This time of year, nothing sounds more delicious than a warm bowl of soup. This is also a great way to get your daily serving of vegetables and incorporate Mila. Rich in fiber, vitamins and minerals, and flavor, this soup is sure to be a major hit!
- 1 onion, chopped
- 1 Tbsp olive oil
- 4 C. vegetable stock, separated
- 3 C. greens, chopped (Swiss chard, collard greens, spinach, kale, etc.)
- ½ tsp thyme
- ½ tsp cumin
- Juice from ½ lemon
- ¼ C. quinoa
- 2 scoops Mila
- Hot sauce (optional)
- 1 clove garlic (optional)
- Using a small bowl, add Mila and one cup of vegetable stock to hydrate.
- Using a deep frying pan or wide-bottom pot, sautee chopped onion in olive oil until translucent (3-5 minutes).

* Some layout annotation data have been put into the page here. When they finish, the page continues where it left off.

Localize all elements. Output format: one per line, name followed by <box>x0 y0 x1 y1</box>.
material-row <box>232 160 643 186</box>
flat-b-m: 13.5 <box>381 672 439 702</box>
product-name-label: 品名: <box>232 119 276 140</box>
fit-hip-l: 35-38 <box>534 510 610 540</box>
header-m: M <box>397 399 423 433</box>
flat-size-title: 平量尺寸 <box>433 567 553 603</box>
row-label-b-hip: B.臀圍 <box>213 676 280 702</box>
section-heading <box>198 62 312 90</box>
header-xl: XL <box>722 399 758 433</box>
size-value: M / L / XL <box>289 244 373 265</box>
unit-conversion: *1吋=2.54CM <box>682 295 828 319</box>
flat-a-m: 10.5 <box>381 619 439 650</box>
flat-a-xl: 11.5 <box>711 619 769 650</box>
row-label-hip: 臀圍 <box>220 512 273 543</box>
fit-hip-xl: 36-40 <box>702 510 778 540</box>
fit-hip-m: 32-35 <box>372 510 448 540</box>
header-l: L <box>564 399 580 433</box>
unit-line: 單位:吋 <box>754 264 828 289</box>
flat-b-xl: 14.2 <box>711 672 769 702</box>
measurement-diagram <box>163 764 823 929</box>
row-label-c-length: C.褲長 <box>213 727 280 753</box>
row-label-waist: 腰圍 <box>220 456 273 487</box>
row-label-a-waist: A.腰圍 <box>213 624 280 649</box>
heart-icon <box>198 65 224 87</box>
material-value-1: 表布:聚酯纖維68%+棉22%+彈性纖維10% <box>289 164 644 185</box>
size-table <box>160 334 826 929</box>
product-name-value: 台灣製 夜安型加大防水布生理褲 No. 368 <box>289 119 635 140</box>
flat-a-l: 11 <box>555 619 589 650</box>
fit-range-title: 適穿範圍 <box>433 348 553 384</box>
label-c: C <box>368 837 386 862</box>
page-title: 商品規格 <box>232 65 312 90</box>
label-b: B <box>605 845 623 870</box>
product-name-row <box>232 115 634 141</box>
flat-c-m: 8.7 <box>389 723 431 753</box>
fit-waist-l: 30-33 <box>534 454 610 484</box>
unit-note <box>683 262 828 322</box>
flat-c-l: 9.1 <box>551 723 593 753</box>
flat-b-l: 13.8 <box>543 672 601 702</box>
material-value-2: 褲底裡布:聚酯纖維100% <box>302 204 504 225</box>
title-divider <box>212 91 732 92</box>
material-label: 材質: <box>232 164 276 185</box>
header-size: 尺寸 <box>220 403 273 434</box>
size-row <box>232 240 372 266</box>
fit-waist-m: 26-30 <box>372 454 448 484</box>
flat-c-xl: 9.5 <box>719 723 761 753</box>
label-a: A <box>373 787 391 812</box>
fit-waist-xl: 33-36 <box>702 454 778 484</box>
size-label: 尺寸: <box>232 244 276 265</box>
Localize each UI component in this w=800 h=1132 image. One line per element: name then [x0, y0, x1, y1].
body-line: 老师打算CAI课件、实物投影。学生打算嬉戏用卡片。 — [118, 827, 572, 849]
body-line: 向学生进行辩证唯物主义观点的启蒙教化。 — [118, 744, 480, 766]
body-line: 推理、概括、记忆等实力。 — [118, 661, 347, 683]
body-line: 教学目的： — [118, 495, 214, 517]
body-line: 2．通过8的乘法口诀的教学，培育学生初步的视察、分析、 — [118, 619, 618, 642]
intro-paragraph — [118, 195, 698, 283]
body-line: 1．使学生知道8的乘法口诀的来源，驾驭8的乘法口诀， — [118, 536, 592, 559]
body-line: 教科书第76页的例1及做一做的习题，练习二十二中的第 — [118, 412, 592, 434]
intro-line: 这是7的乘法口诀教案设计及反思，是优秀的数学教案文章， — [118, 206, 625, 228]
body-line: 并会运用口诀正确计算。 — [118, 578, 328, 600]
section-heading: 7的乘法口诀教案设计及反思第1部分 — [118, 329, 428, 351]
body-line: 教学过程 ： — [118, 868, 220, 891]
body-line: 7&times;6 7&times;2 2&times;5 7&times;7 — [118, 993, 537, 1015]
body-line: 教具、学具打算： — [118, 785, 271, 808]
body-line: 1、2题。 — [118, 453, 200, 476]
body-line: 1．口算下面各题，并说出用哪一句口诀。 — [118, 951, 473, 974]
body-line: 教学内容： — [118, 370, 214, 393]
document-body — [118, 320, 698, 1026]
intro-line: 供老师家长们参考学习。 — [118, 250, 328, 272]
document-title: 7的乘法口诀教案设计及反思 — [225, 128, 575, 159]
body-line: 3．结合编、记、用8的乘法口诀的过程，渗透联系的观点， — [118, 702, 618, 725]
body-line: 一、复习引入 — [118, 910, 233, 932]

- Add remaining three cups of vegetable stock, chopped greens, thyme, cumin, lemon juice, and quinoa to pan. Bring to a boil.
- Reduce heat to medium. Cook quinoa until translucent and greens until wilted (8-10 minutes).
- Add soup and hydrated Mila (including remaining vegetable stock) to a blender and puree until smooth.
Optional: Add one clove of fresh garlic and/or hot sauce to the soup prior to blending.
You can also turn this recipe into a dip or spread by reducing the amount of vegetable stock to boil the greens by 1 ½ cups.